One other change I’d like to include in the less aggressive version of this is not canonicalizing based on fast-math flags, but that would require changes to the optimizer. Right now the optimizer does things like (X / Y) * Z ==> (X * Z) / Y when fast-math is enabled, just because it might enable other optimizations later. This seems too aggressive to me, but there’s nothing we can do about it at the moment. I just wanted to note it here as another thing I’d like to change with the -ffp-model=fast option when I can.

My question here is, is anyone using the -ffp-model option who would object to the changes I’m proposing above?

It’s an interesting observation that reassociation is actually pretty safe in practice, despite the fact that the definition gives us free reign to do transforms that completely destroy precision. Do you have any insight into what makes it safe? Is it just an implicit contract between compiler developers and scientific computing users that the transforms are limited in certain ways?

If we want to encourage people to use this mode, it’s probably worth spending some time revisiting the actual transforms we perform. We currently check isFast() and UnsafeFPMath in a bunch of places, and some of them probably should be checking “reassoc” instead.

I don’t have any specific opinion on the command line flags, beyond agreeing they’re messy.
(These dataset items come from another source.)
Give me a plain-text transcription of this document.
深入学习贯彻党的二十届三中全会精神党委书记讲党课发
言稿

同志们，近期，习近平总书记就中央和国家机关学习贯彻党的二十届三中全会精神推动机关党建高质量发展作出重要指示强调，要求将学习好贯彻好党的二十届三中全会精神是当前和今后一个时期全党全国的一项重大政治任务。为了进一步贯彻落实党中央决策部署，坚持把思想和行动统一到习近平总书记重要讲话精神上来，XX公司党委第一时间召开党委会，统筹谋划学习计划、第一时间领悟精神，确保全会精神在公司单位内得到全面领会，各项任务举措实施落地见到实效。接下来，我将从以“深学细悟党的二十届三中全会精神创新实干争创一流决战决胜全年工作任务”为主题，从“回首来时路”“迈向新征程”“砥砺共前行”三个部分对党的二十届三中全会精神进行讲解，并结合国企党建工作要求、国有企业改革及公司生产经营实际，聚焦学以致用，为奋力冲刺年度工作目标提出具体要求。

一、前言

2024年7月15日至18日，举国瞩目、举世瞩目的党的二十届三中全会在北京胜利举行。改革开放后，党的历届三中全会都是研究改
I think what I’d say about reassociation is just that it’s often safe, it’s generally well understood, and there is more that you can do about it. The most common case where reassociation causes trouble is when you have code like r = a - b + x where a and b are of much greater magnitude than x. If the compiler reinterprets that as r = a - (b - x) the x term might disappear completely, but I think people who do a lot of numeric work understand this and wouldn’t be surprised by it. Once you find the problem, you can work around it with the __arithmetic_fence built-in or using the -fprotect-parens option.

The nnan and ninf settings are a bit more hazardous, because you can write code like this:

float foo(float x, float y) {
  if (isnan(x) || isnan(y)) {
    // Do something about NaN
  }
  // Do something with x and y
}

And if you compile it with finite-math-only, the optimizer will just eliminate the NaN checks, and more generally the optimizer will treat any code that it can prove produces NaN as UB and potentially eliminate it. That’s allowed by the option, but I don’t think it’s what most people want. You can’t even always fix that by using a pragma like float_control(precise, on) to protect the NaN checks, because the value tracker can still deduce that a value isn’t NaN in an instruction without the nnan flag set if it sees that the flag is set in the instruction that produced the value. I’m sure you remember my complaints about that from this thread.
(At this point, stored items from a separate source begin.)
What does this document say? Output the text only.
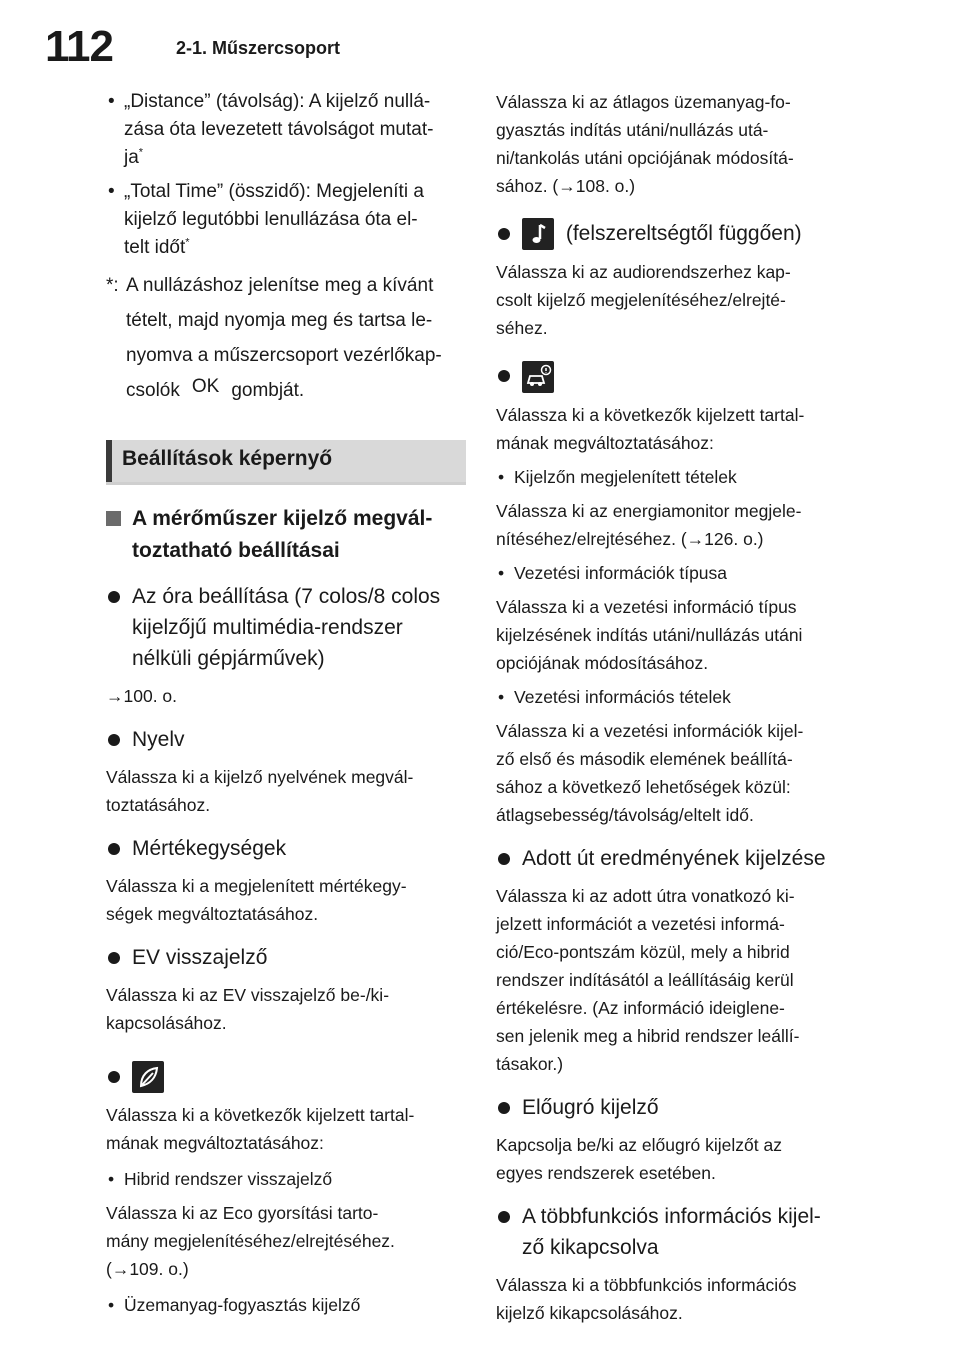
112	2-1. Műszercsoport
• „Distance” (távolság): A kijelző nullá-
zása óta levezetett távolságot mutat-
ja*
• „Total Time” (összidő): Megjeleníti a
kijelző legutóbbi lenullázása óta el-
telt időt*
*: A nullázáshoz jelenítse meg a kívánt
tételt, majd nyomja meg és tartsa le-
nyomva a műszercsoport vezérlőkap-
csolók OK gombját.
Beállítások képernyő
A mérőműszer kijelző megvál-
toztatható beállításai
Az óra beállítása (7 colos/8 colos
kijelzőjű multimédia-rendszer
nélküli gépjárművek)
→100. o.
Nyelv
Válassza ki a kijelző nyelvének megvál-
toztatásához.
Mértékegységek
Válassza ki a megjelenített mértékegy-
ségek megváltoztatásához.
EV visszajelző
Válassza ki az EV visszajelző be-/ki-
kapcsolásához.
Válassza ki a következők kijelzett tartal-
mának megváltoztatásához:
• Hibrid rendszer visszajelző
Válassza ki az Eco gyorsítási tarto-
mány megjelenítéséhez/elrejtéséhez.
(→109. o.)
• Üzemanyag-fogyasztás kijelző
Válassza ki az átlagos üzemanyag-fo-
gyasztás indítás utáni/nullázás utá-
ni/tankolás utáni opciójának módosítá-
sához. (→108. o.)
(felszereltségtől függően)
Válassza ki az audiorendszerhez kap-
csolt kijelző megjelenítéséhez/elrejté-
séhez.
Válassza ki a következők kijelzett tartal-
mának megváltoztatásához:
• Kijelzőn megjelenített tételek
Válassza ki az energiamonitor megjele-
nítéséhez/elrejtéséhez. (→126. o.)
• Vezetési információk típusa
Válassza ki a vezetési információ típus
kijelzésének indítás utáni/nullázás utáni
opciójának módosításához.
• Vezetési információs tételek
Válassza ki a vezetési információk kijel-
ző első és második elemének beállítá-
sához a következő lehetőségek közül:
átlagsebesség/távolság/eltelt idő.
Adott út eredményének kijelzése
Válassza ki az adott útra vonatkozó ki-
jelzett információt a vezetési informá-
ció/Eco-pontszám közül, mely a hibrid
rendszer indításától a leállításáig kerül
értékelésre. (Az információ ideiglene-
sen jelenik meg a hibrid rendszer leállí-
tásakor.)
Előugró kijelző
Kapcsolja be/ki az előugró kijelzőt az
egyes rendszerek esetében.
A többfunkciós információs kijel-
ző kikapcsolva
Válassza ki a többfunkciós információs
kijelző kikapcsolásához.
On X86 the no-nan problem is even more insidious because the ucomiss instruction, which is often used for equality comparisons, sets the ZF, PF, and CF flags if one of the operands is NaN, but when the nnan option is set in the IR, the X86 backend doesn’t bother checking PF and ZF, so it reports that NaN is equal to everything. That makes for faster code if you really don’t ever have NaN values, but it one shows up, it can lead to a nasty bug.

All of that is what you signed up for if you use -ffinite-math-only but I suspect many people don’t realize they are signing up for it when they use -ffp-model=fast and I’d guess that some don’t even know -ffinite-math-only is going to be interpreted that broadly.

BTW, you make a good point about checking reassoc when that all we need, rather than isFast() because the change I am proposing will cause isFast() to return false.